Oceanites, Inc. is a US-based, tax-exempt nonprofit §501(c)(3) organization that has been driving science-based conservation under the Antarctic Treaty for more than two decades — and represents the world’s only non-profit, publicly supported Antarctic research program.
This quarter-century on the ‘front lines’ of climate change allows Oceanites to drive worldwide awareness regarding adaptation to climate change impacts.
Oceanites’ Antarctic Site Inventory (ASI) is, and has been, the only project monitoring and analyzing penguin and seabird population changes in the vastly warmed Antarctic Peninsula since 1994. The ASI’s 25-year time series of penguin and seabird data is a major, unparalleled contribution that has helped efforts to better understand climate change impacts and assist environmental protection across the entire Antarctic Peninsula.

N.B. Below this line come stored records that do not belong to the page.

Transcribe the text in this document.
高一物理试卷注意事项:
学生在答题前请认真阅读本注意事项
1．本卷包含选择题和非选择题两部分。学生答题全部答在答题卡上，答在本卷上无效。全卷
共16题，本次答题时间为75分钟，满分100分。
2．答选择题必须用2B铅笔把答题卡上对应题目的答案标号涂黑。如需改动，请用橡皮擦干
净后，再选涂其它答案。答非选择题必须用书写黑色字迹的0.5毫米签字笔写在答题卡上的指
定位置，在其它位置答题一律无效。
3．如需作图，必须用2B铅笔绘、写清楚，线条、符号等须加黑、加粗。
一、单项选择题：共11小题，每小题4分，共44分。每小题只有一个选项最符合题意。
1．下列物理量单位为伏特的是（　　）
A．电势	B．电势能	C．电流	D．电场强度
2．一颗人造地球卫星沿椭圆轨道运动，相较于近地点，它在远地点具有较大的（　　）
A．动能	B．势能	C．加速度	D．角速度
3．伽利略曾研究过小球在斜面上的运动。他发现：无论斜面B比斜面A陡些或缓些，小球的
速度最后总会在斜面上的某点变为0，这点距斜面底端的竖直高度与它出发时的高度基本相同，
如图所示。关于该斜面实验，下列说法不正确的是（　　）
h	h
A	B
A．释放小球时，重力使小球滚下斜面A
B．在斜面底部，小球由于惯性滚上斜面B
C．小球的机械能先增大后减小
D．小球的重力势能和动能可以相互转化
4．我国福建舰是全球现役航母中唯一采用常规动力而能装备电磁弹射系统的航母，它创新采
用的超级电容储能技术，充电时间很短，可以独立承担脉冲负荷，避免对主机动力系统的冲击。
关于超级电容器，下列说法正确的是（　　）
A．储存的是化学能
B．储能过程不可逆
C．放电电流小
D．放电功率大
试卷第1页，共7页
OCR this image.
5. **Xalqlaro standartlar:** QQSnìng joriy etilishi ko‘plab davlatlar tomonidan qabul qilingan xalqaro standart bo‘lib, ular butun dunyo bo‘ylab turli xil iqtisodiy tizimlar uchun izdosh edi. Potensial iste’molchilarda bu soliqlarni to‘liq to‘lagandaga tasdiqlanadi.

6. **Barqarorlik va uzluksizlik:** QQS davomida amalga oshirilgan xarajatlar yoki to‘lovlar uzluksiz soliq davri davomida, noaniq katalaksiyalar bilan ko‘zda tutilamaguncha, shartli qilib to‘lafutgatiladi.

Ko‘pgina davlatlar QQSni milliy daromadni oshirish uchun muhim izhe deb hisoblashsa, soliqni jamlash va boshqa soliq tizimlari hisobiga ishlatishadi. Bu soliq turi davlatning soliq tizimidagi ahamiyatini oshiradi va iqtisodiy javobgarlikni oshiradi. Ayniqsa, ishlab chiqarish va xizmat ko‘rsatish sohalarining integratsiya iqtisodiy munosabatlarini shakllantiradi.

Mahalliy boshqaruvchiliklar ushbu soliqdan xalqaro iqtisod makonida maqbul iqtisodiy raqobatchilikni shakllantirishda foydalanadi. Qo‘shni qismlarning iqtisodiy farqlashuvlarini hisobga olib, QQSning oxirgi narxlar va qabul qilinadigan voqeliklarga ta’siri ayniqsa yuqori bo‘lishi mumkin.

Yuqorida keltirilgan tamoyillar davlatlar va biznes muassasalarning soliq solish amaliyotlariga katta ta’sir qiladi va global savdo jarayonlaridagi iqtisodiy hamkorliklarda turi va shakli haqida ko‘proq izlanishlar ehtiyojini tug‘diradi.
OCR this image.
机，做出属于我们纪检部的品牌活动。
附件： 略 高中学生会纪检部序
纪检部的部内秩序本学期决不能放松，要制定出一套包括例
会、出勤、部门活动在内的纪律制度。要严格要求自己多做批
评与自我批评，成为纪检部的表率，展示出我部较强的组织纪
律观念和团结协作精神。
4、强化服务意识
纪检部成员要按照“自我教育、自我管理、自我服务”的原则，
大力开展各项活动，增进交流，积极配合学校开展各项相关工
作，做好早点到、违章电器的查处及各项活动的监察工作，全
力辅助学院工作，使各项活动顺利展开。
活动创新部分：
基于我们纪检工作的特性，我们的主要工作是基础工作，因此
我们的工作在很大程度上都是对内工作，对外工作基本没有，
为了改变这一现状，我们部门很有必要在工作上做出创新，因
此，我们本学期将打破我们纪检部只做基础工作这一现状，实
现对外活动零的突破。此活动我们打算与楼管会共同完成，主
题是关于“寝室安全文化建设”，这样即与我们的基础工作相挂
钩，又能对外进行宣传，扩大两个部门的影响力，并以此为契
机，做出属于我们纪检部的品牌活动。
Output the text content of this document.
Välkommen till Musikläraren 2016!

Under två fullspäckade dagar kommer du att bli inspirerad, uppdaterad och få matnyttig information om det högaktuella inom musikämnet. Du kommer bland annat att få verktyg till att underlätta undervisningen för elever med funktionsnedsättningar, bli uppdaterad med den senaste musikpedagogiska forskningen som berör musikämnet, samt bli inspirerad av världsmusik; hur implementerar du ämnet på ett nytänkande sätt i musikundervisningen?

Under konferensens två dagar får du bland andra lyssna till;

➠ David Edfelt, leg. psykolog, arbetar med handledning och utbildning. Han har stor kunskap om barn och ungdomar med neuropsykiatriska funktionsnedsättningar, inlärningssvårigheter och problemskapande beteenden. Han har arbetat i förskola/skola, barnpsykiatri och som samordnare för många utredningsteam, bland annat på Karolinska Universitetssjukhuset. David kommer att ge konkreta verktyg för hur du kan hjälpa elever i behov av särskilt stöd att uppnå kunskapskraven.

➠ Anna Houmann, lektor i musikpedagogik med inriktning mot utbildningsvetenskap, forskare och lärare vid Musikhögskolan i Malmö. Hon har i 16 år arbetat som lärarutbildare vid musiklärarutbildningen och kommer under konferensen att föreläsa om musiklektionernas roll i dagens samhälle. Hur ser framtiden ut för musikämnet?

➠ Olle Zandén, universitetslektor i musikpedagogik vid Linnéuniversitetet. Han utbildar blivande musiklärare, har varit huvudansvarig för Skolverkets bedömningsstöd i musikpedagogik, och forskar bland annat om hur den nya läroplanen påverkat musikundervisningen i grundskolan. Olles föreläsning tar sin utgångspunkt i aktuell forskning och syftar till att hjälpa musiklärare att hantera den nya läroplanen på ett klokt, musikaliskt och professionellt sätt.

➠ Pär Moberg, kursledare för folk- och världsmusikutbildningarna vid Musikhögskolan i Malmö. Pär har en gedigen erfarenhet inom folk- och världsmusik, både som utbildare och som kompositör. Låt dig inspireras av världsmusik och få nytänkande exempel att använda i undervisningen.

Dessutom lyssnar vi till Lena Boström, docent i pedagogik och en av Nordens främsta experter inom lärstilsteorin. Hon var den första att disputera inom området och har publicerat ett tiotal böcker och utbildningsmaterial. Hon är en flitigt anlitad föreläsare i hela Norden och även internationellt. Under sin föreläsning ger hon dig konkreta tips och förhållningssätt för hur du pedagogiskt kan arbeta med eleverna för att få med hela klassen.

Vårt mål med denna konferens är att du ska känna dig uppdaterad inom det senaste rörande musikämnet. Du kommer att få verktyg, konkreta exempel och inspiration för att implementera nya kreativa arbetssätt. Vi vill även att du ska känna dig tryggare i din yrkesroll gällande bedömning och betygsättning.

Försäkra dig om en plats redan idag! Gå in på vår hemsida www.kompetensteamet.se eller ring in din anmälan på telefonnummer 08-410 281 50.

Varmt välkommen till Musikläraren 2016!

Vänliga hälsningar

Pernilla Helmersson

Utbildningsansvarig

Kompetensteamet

Over the years, Oceanites has spurred successful efforts to establish both general guidance for all Antarctic visitors and a series of site-specific management guidelines.
Oceanites’ Mapping Application for Penguin Populations and Projected Dynamics (MAPPPD) database launched in October 2016. It makes publicly available continent-wide Antarctic penguin population data and descriptive information. MAPPPD now comprises data from over 660 sites across the entire Antarctic continent.
Oceanites draws public attention to climate change, penguins, and Antarctica through its annual State of Antarctic Penguins reports, which are compiled using MAPPPD and summarize the status — population size and population trends — of Antarctica’s penguins.
Critically, Oceanites’ longstanding credibility promotes a better understanding of the singular issue of our time — adaptation — because Antarctica and its penguins are incubators foretelling our planet’s future.
Oceanites uses penguin population trends to focus public attention on climate change ‘winners’ and ‘losers’ — and whether penguins or we humans will have food, a good home, and a healthy environment for children and grandchildren that are necessary to adapt to our warming future.